Page 1 of 1

hidden input fields

Posted: Wed Nov 16, 2005 9:19 am
by s.dot
I want to allow HTML to be passed in a varible that I have inside a hidden input field. however i'm having problems with quotes

lets say I enter this

Code: Select all

<font color="red">text</font>
then I want to pass this through a form and stick it in a hidden input field

it shows up like this

Code: Select all

<input type="hidden" name="message" value="<font color=\"red\">text!</font>">
I thought that would be OK since the " are escaped with a \

but on the webpage it shows up like this

Code: Select all

text!">
like the " is ending the field

Posted: Wed Nov 16, 2005 9:27 am
by s.dot
is the only way to do it is to use htmlentities() to pass it and to insert it into the DB, then when I need it displayed on the webpage to use html_entity_decode() ?

Posted: Wed Nov 16, 2005 9:30 am
by Grim...

Code: Select all

<input type="hidden" name="message" value="<font color=||||red||||>text!</font>">

Code: Select all

$message = str_replace("||||", "\"", $message);

Posted: Wed Nov 16, 2005 9:33 am
by JAM
Or by using base64_encode before and base64_decode after doing the magic with it.

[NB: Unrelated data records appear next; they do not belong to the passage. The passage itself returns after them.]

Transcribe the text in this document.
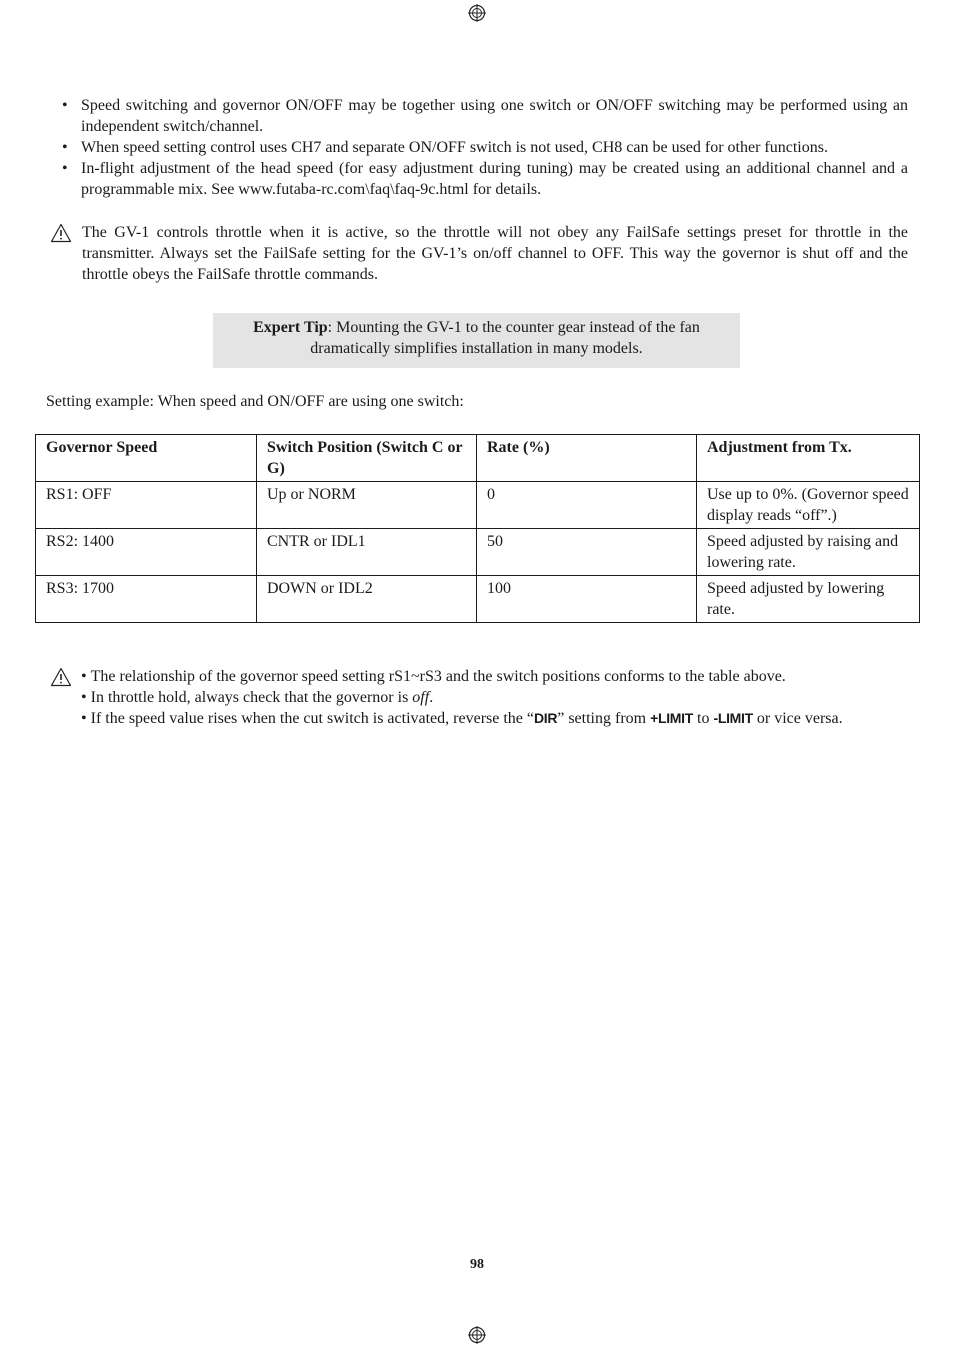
• Speed switching and governor ON/OFF may be together using one switch or ON/OFF switching may be performed using an independent switch/channel.
• When speed setting control uses CH7 and separate ON/OFF switch is not used, CH8 can be used for other functions.
• In-flight adjustment of the head speed (for easy adjustment during tuning) may be created using an additional channel and a programmable mix. See www.futaba-rc.com\faq\faq-9c.html for details.
The GV-1 controls throttle when it is active, so the throttle will not obey any FailSafe settings preset for throttle in the transmitter. Always set the FailSafe setting for the GV-1’s on/off channel to OFF. This way the governor is shut off and the throttle obeys the FailSafe throttle commands.
Expert Tip: Mounting the GV-1 to the counter gear instead of the fan dramatically simplifies installation in many models.
Setting example: When speed and ON/OFF are using one switch:
Governor Speed	Switch Position (Switch C or G)	Rate (%)	Adjustment from Tx.
RS1: OFF	Up or NORM	0	Use up to 0%. (Governor speed display reads “off”.)
RS2: 1400	CNTR or IDL1	50	Speed adjusted by raising and lowering rate.
RS3: 1700	DOWN or IDL2	100	Speed adjusted by lowering rate.
• The relationship of the governor speed setting rS1~rS3 and the switch positions conforms to the table above.
• In throttle hold, always check that the governor is off.
• If the speed value rises when the cut switch is activated, reverse the “DIR” setting from +LIMIT to -LIMIT or vice versa.
98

Or similiar...

Posted: Wed Nov 16, 2005 9:36 am
by s.dot
Well i seemed to work it out using htmlentities()

However, it's showing up as HTML in the database (which is OK, im just wondering why its doing it)

the value I'm POSTing looks like this

Code: Select all

<input type="hidden" name="message" value="<font color="red">text!</font>">
OK, cool, that's what I expected it to do.
Here's how I'm processing this POST value

Code: Select all

$message = mysql_real_escape_string(me_strip_css(me_strip_js(stripslashes($_POST['message']))));
the functions me_strip_css and me_strip_js is only preg_replace-ing values.

When I submit this form, it shows up in the database as HTML and not the entities that I passed. How come?